I’m trying to load spikes through the SpikeSortingLoader.load_spike_sorting() for many sessions using a for loop, but it gets stuck loading on something (e.g. spikes.depths.npy). It’s not the same object that gets stuck everytime.

Is there something about my setup or code that could be causing this issue? I’m in jupyter notebook extension for visual studio code, ssh into a remote server.

from one.api import ONE
one = ONE(base_url='https://openalyx.internationalbrainlab.org', silent=True, password='international', cache_dir='/space/scratch/IBL_data_cache_katie')

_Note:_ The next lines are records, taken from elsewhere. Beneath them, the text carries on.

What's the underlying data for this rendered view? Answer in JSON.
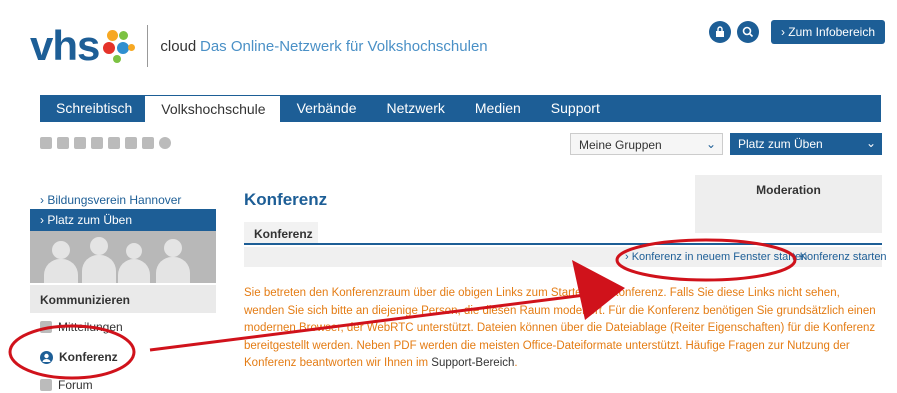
{
  "header": {
    "logo_text": "vhs",
    "logo_sub": "cloud",
    "tagline": "Das Online-Netzwerk für Volkshochschulen",
    "info_button": "› Zum Infobereich"
  },
  "icons": [
    "lock-icon",
    "search-icon"
  ],
  "nav": {
    "items": [
      {
        "label": "Schreibtisch"
      },
      {
        "label": "Volkshochschule"
      },
      {
        "label": "Verbände"
      },
      {
        "label": "Netzwerk"
      },
      {
        "label": "Medien"
      },
      {
        "label": "Support"
      }
    ],
    "active_index": 1
  },
  "selects": {
    "groups": "Meine Gruppen",
    "place": "Platz zum Üben"
  },
  "sidebar": {
    "link_org": "› Bildungsverein Hannover",
    "link_active": "› Platz zum Üben",
    "section": "Kommunizieren",
    "items": [
      {
        "label": "Mitteilungen"
      },
      {
        "label": "Konferenz"
      },
      {
        "label": "Forum"
      }
    ]
  },
  "main": {
    "title": "Konferenz",
    "tab": "Konferenz",
    "moderation": "Moderation",
    "action_new_window": "› Konferenz in neuem Fenster starten",
    "action_start": "› Konferenz starten",
    "body_part1": "Sie betreten den Konferenzraum über die obigen Links zum Starten der Konferenz. Falls Sie diese Links nicht sehen, wenden Sie sich bitte an diejenige Person, die diesen Raum moderiert. Für die Konferenz benötigen Sie grundsätzlich einen modernen Browser, der WebRTC unterstützt. Dateien können über die Dateiablage (Reiter Eigenschaften) für die Konferenz bereitgestellt werden. Neben PDF werden die meisten Office-Dateiformate unterstützt. Häufige Fragen zur Nutzung der Konferenz beantworten wir Ihnen im ",
    "body_link": "Support-Bereich",
    "body_end": "."
  },
  "colors": {
    "brand": "#1d5e96",
    "accent_text": "#e47c14",
    "annotation": "#d0121b"
  }
}
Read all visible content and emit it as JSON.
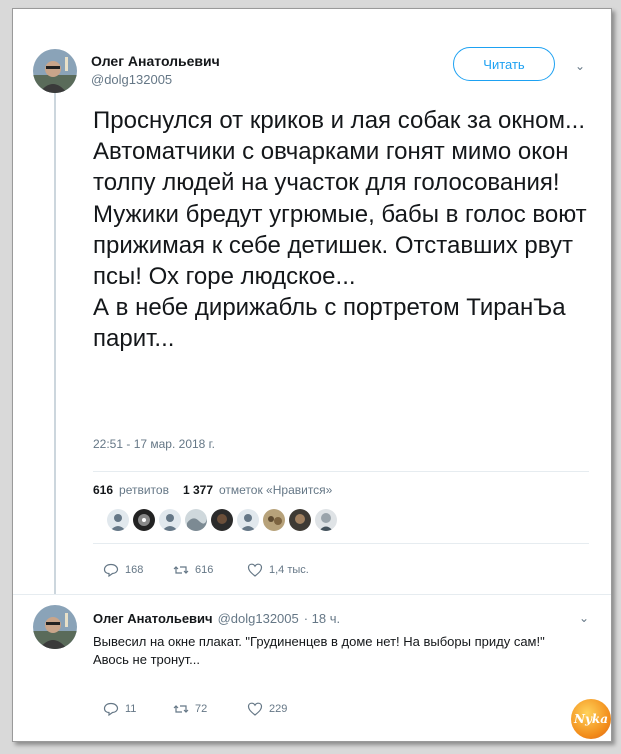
{
  "tweet": {
    "author_name": "Олег Анатольевич",
    "author_handle": "@dolg132005",
    "follow_label": "Читать",
    "text": "Проснулся от криков и лая собак за окном...\nАвтоматчики с овчарками гонят мимо окон толпу людей на участок для голосования! Мужики бредут угрюмые, бабы в голос воют прижимая к себе детишек. Отставших рвут псы! Ох горе людское...\nА в небе дирижабль с портретом ТиранЪа парит...",
    "timestamp": "22:51 - 17 мар. 2018 г.",
    "retweets_count": "616",
    "retweets_label": "ретвитов",
    "likes_count": "1 377",
    "likes_label": "отметок «Нравится»",
    "actions": {
      "replies": "168",
      "retweets": "616",
      "likes": "1,4 тыс."
    }
  },
  "reply": {
    "author_name": "Олег Анатольевич",
    "author_handle": "@dolg132005",
    "time": "· 18 ч.",
    "text": "Вывесил на окне плакат. \"Грудиненцев в доме нет! На выборы приду сам!\"\nАвось не тронут...",
    "actions": {
      "replies": "11",
      "retweets": "72",
      "likes": "229"
    }
  },
  "watermark": {
    "text": "Nyka"
  },
  "icons": {
    "menu": "chevron-down-icon",
    "reply": "reply-icon",
    "retweet": "retweet-icon",
    "like": "heart-icon"
  },
  "colors": {
    "accent": "#1da1f2",
    "muted": "#657786",
    "border": "#e6ecf0"
  }
}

def sessions_to_csv(session_list, filename):
    """  
    Write a session id, probe id and CA1 clusters counts to a csv 
    :param session_list: list of session IDs 
    :param filename: string name of csv to write to 
    """
    df = pd.read_csv(filename)  

    for session_ind in range(len(session_list)):
        session_id = session_list[session_ind]
        probe_ids = get_insertion_indices(insertions, eidlist = session_id, datafield = 'id')  
        
         
        for pid in probe_ids:

            if pid in df.probe_id.values: ## if probe has already been recorded, move to next probeid
                continue
            
            sl = SpikeSortingLoader(pid=pid, one=one, atlas=ba)
            spikes, clusters, channels = sl.load_spike_sorting()
            clusters_labeled = SpikeSortingLoader.merge_clusters(spikes, clusters, channels)
            
            if clusters_labeled is None:
                print('EMPTY: session ' + session_id + ', probe ' + pid + " is none :(")
                continue
            
            ca1scores = np.where((clusters_labeled['acronym'] == 'CA1'),clusters_labeled['label'],-1) #array of ca1 cluster scores, = -1 if not a ca1 cluster
            count_ca = len(np.argwhere(clusters_labeled['acronym'] == 'CA1')) #number of ca1 units 

            if (count_ca > 0): 
                count1 = len(np.argwhere(ca1scores == 1)) #the number of ca1 units that score 1 
                avgscore = np.sum(ca1scores[np.argwhere(ca1scores >= 0)]) / len(np.argwhere(ca1scores >= 0)) #average score all ca1 units
                percent1 = count1 / len(np.argwhere(ca1scores >= 0)) #percent of ca1 units that score 1, out of all ca1 units 
            
            else: 
                count1 = 0
                avgscore = 0
                percent1 = 0
                    
            with open(filename,'a',newline='') as csvfile:
                sesswriter = csv.writer(csvfile, delimiter=',', quotechar='|', quoting=csv.QUOTE_MINIMAL)
                sesswriter.writerow([session_id, pid, count_ca ,count1,percent1,avgscore])




sessions_to_csv(ibl_sessions_with_ca1,'sessions_with_CA1.csv')

Thanks.

Hello,

This happened to one of researchers as well recently.

It could be that the Vscode / Jupyter plugin doesn’t interact well with the threading used for downloads. We will have to investigate a bit more to understand what is really going on.

In the short term, she solved it by separating input functions (such as the make csv above) from analysis function which is a good practice anyways.

Then she ran the loading function in the terminal :

  • open a terminal
  • activate your python environment
  • python make_csv.py

If you’d rather have an interactive console, you could also do:

  • ipython
    then you can copy/paste the code in interactive mode in the python console

In the meantime I have created an issue here: GitHub - int-brain-lab/ibllib: IBL core shared libraries

Cheers,
Olivier

This worked for me, thank you very much!!